If you don't know what a perfect cube is, that is simple, it is any integer raised to the power of 3. Since \(8 = 2^3\) it is a perfect cube, and it follows the number 7, which is prime. 8 is the only number that fits those conditions... prove it.
NOTE: I will give the answer as a reply. If anyone else wants to provide an answer please make sure you use a content warning.
@freemo is it required to follow a prime as part of the definition?
@Absinthe What do you mean? We are looking for a perfect cube that follows a prime and proving 8 is the **only** one.
@freemo okay, that was my question. My intuition says that it is so, and you say it is so, that is proof enough for me :)
@Absinthe ill provide the answer in a few seconds
@freemo okay and 0 is not prime
Answer
Assume the opposite: some cube a³ = p + 1 for some natural number a ≠ 2 and prime p.
The difference of cubes formula shows that:
p = a³ - 1 = (a² + a + 1)(a - 1)
Both terms (a² + a + 1) and (a - 1) are integers. Since p is prime, it follows that exactly one of the two must be equal to unity.
The first possibility can be ruled out because a² + a + 1 = 1 has no solution in the natural numbers.
The second is impossible because a - 1 = 1 contradicts the assumption a ≠ 2.
Answer
@khird A slightly different wording, but 100% valid all the same, good job :)
Further discussion
The case where a is an integer but not a natural number can be excluded because primes are a subset of the natural numbers. If a < 1, then p = a³ - 1 < 0 which contradicts p's primality.
Further discussion
@khird agreed
Solution
For those who arent on an instance with math rendering you can read the answer here: http://mathb.in/38503
In the language of math the key is in how we frame the question. For example the following will provide some insight as I will show in a momemt.
\(\exists n \in \mathbb{N}\) such that \(n^3 - 1\) is prime
Not everyone understands the above notation so let me rephrase it more simply. The above translates to "There exists a Natural Number, \(n\), such that \(n^3 - 1\) is prime." Remember a Natural Numer is any positive Integer. In this example assuming that the original assertion that "8 is the only perfect cube to follow a prime" then \(n = 2\) which means the prime number, \(7\), is \(2^3 - 1 = 7\), and \(8\) is just \(2^3 = 8\). Easy enough, but how can we prove that this is the only case...
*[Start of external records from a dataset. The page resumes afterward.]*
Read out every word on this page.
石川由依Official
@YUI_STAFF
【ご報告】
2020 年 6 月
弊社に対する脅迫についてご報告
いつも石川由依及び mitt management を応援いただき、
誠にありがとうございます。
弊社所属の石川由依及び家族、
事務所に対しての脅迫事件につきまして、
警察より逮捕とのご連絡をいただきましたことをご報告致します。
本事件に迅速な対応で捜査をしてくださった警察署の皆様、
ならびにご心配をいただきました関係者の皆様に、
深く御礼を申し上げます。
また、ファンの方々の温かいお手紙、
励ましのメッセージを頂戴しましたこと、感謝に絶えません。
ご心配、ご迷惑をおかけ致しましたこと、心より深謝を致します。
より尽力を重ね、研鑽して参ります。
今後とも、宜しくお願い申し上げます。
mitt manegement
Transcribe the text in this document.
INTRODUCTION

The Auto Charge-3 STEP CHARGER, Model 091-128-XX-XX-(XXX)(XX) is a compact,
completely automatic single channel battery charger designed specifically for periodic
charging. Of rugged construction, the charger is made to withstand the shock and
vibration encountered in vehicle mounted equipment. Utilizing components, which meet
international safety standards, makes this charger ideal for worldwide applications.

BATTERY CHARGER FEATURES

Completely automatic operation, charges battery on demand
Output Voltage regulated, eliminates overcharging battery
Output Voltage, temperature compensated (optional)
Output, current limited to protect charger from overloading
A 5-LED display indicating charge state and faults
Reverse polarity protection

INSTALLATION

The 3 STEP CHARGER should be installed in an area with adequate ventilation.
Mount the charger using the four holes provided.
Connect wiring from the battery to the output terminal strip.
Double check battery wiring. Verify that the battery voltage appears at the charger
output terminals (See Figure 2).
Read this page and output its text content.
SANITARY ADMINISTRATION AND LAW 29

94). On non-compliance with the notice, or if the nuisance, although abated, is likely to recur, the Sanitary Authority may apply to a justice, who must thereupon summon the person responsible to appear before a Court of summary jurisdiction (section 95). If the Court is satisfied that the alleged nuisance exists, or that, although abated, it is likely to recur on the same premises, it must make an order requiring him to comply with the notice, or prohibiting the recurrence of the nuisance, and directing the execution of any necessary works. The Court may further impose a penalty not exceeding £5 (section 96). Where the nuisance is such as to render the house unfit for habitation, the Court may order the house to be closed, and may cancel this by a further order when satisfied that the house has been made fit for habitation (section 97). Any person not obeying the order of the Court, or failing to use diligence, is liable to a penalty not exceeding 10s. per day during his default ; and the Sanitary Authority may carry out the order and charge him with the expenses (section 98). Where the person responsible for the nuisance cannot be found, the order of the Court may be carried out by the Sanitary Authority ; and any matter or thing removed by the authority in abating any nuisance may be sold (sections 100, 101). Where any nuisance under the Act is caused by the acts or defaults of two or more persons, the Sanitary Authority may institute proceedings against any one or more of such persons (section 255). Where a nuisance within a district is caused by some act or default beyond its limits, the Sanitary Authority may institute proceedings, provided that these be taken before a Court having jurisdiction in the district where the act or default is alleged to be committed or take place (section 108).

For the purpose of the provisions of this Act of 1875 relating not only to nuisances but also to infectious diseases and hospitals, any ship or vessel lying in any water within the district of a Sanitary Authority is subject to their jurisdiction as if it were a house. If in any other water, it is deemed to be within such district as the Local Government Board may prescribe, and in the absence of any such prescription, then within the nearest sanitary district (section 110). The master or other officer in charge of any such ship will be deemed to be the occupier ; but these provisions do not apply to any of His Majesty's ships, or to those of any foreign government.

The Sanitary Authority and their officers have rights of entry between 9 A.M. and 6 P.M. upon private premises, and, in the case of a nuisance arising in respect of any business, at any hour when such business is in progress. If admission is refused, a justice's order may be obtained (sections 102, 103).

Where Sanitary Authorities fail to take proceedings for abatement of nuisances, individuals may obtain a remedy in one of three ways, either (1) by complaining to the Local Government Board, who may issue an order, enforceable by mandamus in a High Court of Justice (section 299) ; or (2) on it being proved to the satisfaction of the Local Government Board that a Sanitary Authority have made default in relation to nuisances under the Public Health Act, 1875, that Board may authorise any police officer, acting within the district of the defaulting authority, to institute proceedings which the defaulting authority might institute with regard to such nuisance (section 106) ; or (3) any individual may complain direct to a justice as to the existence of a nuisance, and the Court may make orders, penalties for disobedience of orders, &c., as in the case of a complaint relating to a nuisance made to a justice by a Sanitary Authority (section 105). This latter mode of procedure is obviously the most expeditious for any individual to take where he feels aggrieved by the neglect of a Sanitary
So we really just need to figure out which values for n in the equation above will give us a prime number, then we have our answer. A prime number is any number which only has 1 and itself as its factors. In other words the only two natural numbers we could possibly multiply together to get 7 is 1 and 7. So we have to start by factoring out the above equation \(n^3 - 1\), if we do that we get:
\[(n-1) \cdot (n^2+n+1)\]
It should be immediately obvious that of these two factors the left-most one is the smaller number, so we know:
\[(n-1) < (n^2+n+1)\]
Since we only care about prime numbers which satisfy the equation we know the left hand term must be equal to 1 and the right hand term most be equal to the entire number. So we can likewise assert the following:
\[1 = n-1\]
\[n^3 - 1 = n^2+n+1\]
Now we can use either equation and solve for n. It doesnt matter which equation you solve they will both give you the same value for n. Solving for n we get:
\[n = 2\]
If we plug that into the original equation, as we said earlier, er get the answer of 7, therefore 7 is the only prime number followed by a perfect cube.
\[2^3 - 1 = 7\]